163g. King Trivikramasena and the Mendicant

“So tell me, King, to which of the two does that wife belong? Resolve my doubt. The conditions of non-compliance are those which I mentioned before.”

When King Trivikramasena was thus addressed by the Vetāla on his shoulder, he gave him this answer:

“I consider that the princess is the lawful wife of Śaśin, since she was openly given to him by her father in the lawful way. But Manaḥsvāmin married her in an underhand way, like a thief, by the gāndharva rite; and a thief has no lawful title to the possessions of another.”

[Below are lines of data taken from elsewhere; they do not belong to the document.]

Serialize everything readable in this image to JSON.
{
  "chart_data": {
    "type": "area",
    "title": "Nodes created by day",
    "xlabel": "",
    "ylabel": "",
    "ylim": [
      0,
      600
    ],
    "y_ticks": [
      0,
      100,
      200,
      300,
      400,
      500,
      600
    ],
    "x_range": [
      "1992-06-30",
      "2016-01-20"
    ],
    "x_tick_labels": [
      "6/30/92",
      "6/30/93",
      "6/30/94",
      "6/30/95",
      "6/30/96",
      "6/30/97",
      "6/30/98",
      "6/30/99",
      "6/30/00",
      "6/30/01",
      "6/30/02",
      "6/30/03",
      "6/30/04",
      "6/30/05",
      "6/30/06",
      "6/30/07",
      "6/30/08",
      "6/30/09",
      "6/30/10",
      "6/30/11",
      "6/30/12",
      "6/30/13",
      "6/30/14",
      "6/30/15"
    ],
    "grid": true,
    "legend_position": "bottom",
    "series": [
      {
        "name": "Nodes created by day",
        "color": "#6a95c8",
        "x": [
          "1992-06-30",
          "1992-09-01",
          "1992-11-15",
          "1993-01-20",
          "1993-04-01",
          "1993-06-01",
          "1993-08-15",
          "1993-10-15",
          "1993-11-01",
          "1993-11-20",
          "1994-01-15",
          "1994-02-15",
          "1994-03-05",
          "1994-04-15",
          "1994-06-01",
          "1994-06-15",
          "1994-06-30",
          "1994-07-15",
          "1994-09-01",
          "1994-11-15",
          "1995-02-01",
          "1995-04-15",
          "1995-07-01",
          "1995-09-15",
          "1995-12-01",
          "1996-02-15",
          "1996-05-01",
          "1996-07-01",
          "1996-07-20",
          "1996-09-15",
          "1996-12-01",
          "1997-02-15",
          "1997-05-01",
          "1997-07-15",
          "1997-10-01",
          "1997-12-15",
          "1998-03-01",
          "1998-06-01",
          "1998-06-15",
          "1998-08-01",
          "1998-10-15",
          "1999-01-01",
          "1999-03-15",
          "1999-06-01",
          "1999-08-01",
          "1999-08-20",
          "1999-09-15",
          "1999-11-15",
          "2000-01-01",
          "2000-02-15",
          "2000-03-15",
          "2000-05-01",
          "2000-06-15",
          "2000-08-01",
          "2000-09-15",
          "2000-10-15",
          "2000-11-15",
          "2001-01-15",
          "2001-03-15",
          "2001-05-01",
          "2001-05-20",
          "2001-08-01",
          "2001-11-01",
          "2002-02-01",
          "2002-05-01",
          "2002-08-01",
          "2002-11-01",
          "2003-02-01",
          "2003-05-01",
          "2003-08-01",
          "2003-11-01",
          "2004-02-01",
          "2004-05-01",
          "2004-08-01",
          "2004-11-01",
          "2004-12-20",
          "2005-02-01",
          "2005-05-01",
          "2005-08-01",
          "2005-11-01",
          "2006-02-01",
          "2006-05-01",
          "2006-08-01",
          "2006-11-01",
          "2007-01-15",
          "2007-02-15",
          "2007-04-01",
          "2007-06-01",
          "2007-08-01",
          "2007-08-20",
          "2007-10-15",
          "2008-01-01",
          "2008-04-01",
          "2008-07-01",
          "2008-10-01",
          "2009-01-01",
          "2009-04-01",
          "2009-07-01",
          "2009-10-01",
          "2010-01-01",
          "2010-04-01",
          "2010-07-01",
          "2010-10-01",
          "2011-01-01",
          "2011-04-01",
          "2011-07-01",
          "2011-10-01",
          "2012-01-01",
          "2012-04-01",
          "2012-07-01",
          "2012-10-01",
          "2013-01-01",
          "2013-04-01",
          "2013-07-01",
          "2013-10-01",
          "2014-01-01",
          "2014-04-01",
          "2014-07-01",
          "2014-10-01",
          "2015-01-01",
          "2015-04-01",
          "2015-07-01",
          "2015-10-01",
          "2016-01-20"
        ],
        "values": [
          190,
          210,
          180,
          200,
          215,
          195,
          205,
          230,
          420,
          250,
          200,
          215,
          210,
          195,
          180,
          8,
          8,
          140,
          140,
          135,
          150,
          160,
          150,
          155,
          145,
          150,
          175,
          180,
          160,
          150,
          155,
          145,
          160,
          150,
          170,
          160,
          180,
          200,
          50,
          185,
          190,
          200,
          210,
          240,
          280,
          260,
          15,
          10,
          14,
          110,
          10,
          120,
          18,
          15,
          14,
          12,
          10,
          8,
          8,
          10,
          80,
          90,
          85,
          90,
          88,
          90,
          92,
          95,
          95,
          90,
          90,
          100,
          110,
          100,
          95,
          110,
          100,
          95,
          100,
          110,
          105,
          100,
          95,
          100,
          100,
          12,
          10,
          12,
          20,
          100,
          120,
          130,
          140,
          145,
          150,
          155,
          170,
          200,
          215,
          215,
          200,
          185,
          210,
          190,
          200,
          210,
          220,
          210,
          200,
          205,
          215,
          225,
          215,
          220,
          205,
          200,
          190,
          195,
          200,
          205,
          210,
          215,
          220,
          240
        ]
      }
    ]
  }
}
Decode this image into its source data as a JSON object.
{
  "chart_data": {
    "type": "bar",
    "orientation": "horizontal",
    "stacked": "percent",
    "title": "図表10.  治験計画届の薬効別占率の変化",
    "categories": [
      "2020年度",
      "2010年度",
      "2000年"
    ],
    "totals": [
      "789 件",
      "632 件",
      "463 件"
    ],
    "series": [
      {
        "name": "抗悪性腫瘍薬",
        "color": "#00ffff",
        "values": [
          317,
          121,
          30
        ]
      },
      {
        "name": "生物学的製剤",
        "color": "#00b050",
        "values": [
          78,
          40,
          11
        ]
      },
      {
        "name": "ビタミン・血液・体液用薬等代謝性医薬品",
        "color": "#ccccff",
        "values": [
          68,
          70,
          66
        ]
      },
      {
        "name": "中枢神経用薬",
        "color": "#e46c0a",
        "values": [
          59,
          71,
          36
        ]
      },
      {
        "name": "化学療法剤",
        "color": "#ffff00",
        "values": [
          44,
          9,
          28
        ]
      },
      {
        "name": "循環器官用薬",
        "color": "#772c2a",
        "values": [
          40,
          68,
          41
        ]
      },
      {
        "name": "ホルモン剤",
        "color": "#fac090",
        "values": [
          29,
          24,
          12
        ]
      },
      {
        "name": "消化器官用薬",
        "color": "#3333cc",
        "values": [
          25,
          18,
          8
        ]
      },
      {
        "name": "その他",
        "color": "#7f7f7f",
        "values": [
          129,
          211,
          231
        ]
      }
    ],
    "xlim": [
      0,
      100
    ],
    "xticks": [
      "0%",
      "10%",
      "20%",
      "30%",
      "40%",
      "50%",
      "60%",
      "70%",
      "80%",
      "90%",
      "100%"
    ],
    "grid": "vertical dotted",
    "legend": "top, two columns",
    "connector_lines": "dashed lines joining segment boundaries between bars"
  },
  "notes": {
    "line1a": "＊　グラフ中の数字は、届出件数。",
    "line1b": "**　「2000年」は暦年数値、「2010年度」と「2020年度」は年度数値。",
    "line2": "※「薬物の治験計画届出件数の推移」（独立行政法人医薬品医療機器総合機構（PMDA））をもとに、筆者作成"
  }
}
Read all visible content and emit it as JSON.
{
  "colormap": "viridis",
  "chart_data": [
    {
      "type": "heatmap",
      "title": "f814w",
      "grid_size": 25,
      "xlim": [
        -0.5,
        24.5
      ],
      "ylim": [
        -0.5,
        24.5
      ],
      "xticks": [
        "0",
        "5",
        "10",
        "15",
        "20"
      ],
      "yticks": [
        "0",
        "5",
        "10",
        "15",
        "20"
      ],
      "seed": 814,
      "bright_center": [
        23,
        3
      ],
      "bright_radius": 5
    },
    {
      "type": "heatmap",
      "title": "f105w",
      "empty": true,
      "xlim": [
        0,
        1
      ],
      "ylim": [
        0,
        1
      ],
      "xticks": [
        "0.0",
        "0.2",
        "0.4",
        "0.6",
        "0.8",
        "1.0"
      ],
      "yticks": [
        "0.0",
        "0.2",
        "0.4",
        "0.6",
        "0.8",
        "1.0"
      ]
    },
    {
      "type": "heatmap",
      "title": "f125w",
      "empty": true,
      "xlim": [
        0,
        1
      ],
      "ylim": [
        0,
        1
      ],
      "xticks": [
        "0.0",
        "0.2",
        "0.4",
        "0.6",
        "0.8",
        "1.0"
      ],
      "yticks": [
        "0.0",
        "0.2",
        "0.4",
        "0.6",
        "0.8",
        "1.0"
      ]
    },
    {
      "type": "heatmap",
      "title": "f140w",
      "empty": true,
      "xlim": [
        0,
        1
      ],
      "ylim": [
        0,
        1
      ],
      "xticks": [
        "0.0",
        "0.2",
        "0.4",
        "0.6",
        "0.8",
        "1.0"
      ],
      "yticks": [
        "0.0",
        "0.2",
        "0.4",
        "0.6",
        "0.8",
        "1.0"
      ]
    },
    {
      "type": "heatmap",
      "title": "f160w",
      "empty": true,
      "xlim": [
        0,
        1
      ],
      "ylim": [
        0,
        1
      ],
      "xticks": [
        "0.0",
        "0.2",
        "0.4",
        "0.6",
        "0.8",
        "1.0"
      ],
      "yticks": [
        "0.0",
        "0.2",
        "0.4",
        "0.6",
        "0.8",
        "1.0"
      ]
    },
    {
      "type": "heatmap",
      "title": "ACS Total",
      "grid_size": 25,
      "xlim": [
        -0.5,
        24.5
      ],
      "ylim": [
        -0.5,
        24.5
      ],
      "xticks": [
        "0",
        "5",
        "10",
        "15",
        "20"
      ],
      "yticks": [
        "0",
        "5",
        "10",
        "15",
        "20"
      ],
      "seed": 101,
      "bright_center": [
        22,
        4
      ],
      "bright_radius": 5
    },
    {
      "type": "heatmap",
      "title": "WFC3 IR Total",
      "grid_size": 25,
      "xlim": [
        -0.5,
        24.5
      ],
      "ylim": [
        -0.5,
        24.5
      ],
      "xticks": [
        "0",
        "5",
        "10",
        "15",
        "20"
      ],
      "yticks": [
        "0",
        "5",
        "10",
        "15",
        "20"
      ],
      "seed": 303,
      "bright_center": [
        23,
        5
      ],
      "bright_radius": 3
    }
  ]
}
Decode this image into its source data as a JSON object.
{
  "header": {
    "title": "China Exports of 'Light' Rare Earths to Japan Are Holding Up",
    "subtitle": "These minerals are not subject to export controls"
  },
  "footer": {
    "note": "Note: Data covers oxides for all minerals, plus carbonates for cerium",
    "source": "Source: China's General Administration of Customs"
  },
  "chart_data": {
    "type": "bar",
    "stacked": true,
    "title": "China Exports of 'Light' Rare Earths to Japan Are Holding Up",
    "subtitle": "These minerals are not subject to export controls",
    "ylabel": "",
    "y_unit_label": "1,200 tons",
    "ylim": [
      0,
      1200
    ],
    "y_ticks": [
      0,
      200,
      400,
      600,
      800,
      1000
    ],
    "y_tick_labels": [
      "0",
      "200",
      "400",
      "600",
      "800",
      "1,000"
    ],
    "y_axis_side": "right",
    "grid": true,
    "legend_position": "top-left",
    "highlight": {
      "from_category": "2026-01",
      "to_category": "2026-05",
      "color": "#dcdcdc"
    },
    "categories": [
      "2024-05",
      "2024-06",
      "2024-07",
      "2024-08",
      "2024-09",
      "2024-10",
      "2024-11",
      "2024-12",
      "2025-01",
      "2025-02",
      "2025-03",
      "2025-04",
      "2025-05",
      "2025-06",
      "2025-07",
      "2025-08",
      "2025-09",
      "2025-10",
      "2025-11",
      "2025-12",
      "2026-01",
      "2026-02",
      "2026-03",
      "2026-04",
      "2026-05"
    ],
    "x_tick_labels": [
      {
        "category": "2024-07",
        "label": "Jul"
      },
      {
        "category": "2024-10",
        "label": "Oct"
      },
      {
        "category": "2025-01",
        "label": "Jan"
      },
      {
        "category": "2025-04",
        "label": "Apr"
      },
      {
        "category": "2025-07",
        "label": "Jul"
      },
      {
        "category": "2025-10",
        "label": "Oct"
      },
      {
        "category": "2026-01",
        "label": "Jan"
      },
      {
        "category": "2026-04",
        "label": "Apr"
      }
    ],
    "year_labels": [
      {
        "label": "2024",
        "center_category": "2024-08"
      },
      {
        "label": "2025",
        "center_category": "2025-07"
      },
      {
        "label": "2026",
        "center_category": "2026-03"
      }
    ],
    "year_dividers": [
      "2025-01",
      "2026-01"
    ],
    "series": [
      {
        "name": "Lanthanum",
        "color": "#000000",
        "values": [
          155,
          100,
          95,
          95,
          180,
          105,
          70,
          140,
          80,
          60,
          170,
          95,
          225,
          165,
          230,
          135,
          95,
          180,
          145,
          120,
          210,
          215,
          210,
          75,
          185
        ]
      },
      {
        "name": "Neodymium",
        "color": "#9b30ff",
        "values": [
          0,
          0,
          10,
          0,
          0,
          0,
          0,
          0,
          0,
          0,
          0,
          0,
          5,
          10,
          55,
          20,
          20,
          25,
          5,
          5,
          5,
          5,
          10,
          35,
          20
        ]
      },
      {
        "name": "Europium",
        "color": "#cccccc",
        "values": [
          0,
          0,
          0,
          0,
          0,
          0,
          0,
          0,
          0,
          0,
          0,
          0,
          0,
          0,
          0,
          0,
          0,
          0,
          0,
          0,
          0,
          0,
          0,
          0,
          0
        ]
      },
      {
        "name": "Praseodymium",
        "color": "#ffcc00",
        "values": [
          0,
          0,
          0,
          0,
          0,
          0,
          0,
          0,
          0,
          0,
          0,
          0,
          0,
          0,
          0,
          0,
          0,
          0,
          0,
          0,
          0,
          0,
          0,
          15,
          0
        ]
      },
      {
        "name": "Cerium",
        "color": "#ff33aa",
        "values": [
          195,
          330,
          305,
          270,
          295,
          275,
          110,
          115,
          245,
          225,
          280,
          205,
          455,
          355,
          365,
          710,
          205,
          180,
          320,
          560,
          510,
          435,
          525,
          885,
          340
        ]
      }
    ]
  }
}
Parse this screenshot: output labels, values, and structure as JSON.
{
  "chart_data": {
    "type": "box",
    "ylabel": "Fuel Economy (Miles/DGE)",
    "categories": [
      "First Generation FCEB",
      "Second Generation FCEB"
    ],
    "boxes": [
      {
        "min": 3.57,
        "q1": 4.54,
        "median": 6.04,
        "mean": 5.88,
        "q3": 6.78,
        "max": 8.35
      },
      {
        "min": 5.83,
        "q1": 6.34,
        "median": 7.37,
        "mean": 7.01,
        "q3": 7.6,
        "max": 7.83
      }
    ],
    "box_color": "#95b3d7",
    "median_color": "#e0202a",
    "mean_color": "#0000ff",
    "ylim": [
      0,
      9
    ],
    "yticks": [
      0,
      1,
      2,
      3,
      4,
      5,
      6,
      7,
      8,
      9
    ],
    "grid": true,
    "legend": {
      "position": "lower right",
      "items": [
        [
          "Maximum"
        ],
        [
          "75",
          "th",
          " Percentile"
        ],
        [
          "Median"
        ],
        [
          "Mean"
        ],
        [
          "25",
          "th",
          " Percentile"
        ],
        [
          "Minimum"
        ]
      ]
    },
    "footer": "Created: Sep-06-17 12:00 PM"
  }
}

When the Vetāla heard this answer of the king’s, he quickly left his shoulder, and went back to his own place, and the king hurried after him.

Footnotes and references:

1.

See Appendix, pp. 222-233.—n.m.p.

2.

His name means “Glory-banner.”—n.m.p.

3.

His name, Manaḥsvāmin, would imply that he ought to be.

4.

For gaja the Sanskrit College MS. reads mada.——For a note on elephants in the state of must see Vol. VI, pp.67n1, 68 n.—n.m.p.

5.

The word siddha also means a class of demigods who travel through the sky: Śaśin means “moon.”

6.

He does not swallow the pill, but keeps it in his mouth, as the sequel shows. Cf. the piece of wood, by the help of which Preziosa, in the Pentamerone, turns herself into a bear (see Burton's translation, vol. i, p. 185). As soon as she takes it out of her mouth she resumes her human form. —n.m.p.

7.

Cf: Vol. I, p. 83.

8.

See note, pp. 105-107.—n.m.p.

9.

Cf. the story of Bandhudattā (Vol. Ill, p. 191), who turns her lover into a monkey by placing a cord round his neck.—n.m.p.

10.

For the ten stages of love-sickness see Vol. II, pp.9n2, 10 n.

11.

Here the MS. in the Sanskrit College has mantrināśe mūlanāśād rakṣyā dharmakṣatir dhruvaṃ, which means, “we should certainly try to prevent virtue from perishing by the destruction of its root in the destruction of the minister.”

12.

Read with the D. text... tavādya tan, “... from hence the righteousness or injustice is yours”—n.m.p.